A reflexão trouxe outras considerações: o trabalho manual é ainda visto como secundário ou vergonhoso, e mesmo nas grandes empresas em que ele é o centro das atividades (a maison da qual sai um vestido por quarenta mil euros, a oficina da qual vai ao mercado de alto luxo um relógio de cem mil euros), está na base da hierarquia e não no topo. Algumas habilidades têm caído em desgraça de acordo com os grandes discursos de nossa época: peleteiras são uma ou duas na cidade, grandes alfaiates hoje vivem de consertos; no entanto, sempre precisamos de um martelinho de ouro, da agulha e linhas certas para a bainha de seda pura, de dedos hábeis para os dreadlocks.
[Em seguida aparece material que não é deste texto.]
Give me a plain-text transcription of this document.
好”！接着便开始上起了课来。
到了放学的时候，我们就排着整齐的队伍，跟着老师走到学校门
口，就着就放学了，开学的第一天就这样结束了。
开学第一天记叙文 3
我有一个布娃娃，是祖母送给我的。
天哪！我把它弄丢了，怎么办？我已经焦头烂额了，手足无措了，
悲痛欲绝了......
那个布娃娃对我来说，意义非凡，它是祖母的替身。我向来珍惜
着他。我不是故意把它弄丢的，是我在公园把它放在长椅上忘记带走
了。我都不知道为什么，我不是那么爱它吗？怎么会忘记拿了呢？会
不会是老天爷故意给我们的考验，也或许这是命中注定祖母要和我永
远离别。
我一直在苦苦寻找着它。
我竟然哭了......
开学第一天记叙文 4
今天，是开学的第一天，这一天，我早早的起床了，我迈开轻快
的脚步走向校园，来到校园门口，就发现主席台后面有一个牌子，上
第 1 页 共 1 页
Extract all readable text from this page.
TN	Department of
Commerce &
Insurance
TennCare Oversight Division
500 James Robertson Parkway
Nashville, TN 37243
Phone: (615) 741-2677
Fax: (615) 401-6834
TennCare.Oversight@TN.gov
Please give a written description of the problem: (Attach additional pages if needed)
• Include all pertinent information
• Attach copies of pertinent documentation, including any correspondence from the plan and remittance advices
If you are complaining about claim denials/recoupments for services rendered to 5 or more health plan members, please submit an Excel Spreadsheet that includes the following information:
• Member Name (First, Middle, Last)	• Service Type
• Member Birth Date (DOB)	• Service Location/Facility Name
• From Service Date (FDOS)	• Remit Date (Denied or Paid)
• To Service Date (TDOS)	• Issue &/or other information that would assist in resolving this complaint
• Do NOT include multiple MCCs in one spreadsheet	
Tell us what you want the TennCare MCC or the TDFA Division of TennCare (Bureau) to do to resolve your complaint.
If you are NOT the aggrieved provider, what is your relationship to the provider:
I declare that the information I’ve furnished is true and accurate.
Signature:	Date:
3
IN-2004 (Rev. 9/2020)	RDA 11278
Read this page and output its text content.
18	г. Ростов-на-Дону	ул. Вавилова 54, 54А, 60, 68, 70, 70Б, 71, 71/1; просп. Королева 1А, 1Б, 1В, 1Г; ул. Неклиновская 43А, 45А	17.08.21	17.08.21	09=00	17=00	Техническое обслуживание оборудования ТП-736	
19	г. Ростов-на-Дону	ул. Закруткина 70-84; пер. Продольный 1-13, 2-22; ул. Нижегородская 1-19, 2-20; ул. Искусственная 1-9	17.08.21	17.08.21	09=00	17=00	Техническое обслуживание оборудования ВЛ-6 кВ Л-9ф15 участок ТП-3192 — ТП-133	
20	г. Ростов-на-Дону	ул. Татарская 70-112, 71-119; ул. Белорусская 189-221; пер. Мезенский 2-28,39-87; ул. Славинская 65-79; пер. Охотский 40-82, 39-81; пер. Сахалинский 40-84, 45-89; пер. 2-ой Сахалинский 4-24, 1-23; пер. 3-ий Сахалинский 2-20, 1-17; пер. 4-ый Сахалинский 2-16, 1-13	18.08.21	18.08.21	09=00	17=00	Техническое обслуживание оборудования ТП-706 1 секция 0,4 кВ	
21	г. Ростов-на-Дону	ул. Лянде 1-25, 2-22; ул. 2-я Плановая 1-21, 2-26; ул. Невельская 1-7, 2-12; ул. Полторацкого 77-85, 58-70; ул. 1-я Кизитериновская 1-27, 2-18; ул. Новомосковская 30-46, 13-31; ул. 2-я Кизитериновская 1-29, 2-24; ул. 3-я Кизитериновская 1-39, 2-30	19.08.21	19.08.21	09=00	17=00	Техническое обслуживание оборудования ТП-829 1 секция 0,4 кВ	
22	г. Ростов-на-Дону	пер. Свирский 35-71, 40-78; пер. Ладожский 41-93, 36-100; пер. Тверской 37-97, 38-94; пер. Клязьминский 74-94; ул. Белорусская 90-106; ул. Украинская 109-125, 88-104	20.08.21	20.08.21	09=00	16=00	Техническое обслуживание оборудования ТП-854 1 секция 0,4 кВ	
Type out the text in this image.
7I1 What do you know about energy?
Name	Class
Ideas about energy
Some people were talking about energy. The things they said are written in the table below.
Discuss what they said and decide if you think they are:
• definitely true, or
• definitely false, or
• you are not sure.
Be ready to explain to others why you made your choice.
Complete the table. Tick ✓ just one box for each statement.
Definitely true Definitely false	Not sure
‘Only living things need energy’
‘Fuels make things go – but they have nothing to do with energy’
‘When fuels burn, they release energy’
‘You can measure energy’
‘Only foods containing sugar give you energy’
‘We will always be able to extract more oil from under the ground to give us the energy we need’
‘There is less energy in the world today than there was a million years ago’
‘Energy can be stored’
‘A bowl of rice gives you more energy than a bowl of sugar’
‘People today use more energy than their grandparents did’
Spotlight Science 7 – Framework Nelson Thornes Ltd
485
Alguém atento poderá pensar que perverti o pensamento de Bauman. A saída para o mundo líquido não seria abrir mais um negócio, porém quero resgatar com meu trabalho não a condição de artífice e sim as possibilidades desse trabalho. Descobri, logo no começo que o trabalho manual – eu já aprendera tapeçaria – tinha a ver com minha procura pelas palavras: há certa semelhança entre nós, elos e pecinhas miúdas, que juntos formam um colar, motivo ou conjunto, com os intrincados caminhos pelos quais um texto anda.

* Benedito Costa Neto é consultor de Língua Portuguesa com doutorado em Literatura, professor da Unicuritiba, escritor e, há 4 anos, tornou-se designer de acessórios.